# ABS Electrical Malfunction



## vasillalov (Nov 5, 2003)

Hiya everyone,

I recently purchased a 2000 Audi A4 1.8TQ. The ABS light is on and VAG-COM detects the following:

*
18014 - Rough Road/Engine Torque Signal from ABS: Electrical Malfunction 
P1606 - 35-00 - - 

*

Any ideas what is wrong?


----------



## vasillalov (Nov 5, 2003)

Noone?


----------



## r1900 (Nov 6, 2010)

Clear the code, and see if it comes back again.
is the ASR light on (if your car has it) as well?


----------



## vasillalov (Nov 5, 2003)

Thanks for the reply. I cleared the code. It came back up after a few miles. No ASR light on the dashboard.


----------



## greyhare (Dec 24, 2003)

This may help.

http://wiki.ross-tech.com/wiki/index.php/18014/P1606/005638


----------



## ghent96 (Sep 4, 2009)

My ABS light just turned on, but I haven't been able to pull the codes yet. Snowed in by Snowpocalypse 2011 and the Blizzard of Oz (as predicted by... Snowstradamus himself)...

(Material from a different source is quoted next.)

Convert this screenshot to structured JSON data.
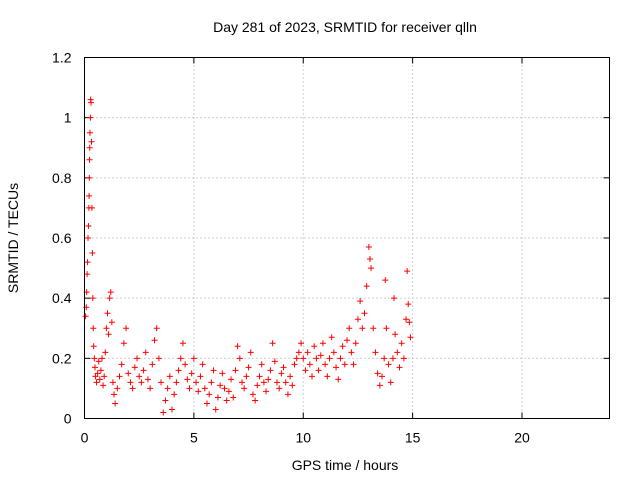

Trying to climb back up my steep driveway in all the snow, I turned ESP off, got a running start from across the street, and rev'd up. It got into the 5000's rpms, never redlined or close, and the dashboard lights went nuts  CEL, ESP, ABS, Brake... all on. Turned the car off and restarted, the ESP light then turned off and on normally with the switch, but ABS & brake lights are still on (with the CEL). Handbrake is off, so the brake light shouldn't be on.

I wasn't even using the brakes, that was the wierd part. ABS activation during my morning drive was light or none at all since I know how to drive in snow. I'm guessing the ESP system uses braking, but that was turned off during my "driveway dash", so ... I'm left mystified.


----------



## r1900 (Nov 6, 2010)

^^
The ABS will stay on after you turn the car back on, but juts drive it like you do normally, and the ABS will eventually turn off as well.
If you were trying to go uphill in your drive way int he snow, i would put my bet on snow getting into ABS sensor perhaps, or maybe the speed sensors were giving a lot of signals to the ECU (slipping). 
I can't be 100% sure, but because this same thing happed to me, the CEL is probably the oxygen sensor , when you revved high.
of course best thing to do is actually scan the car.


----------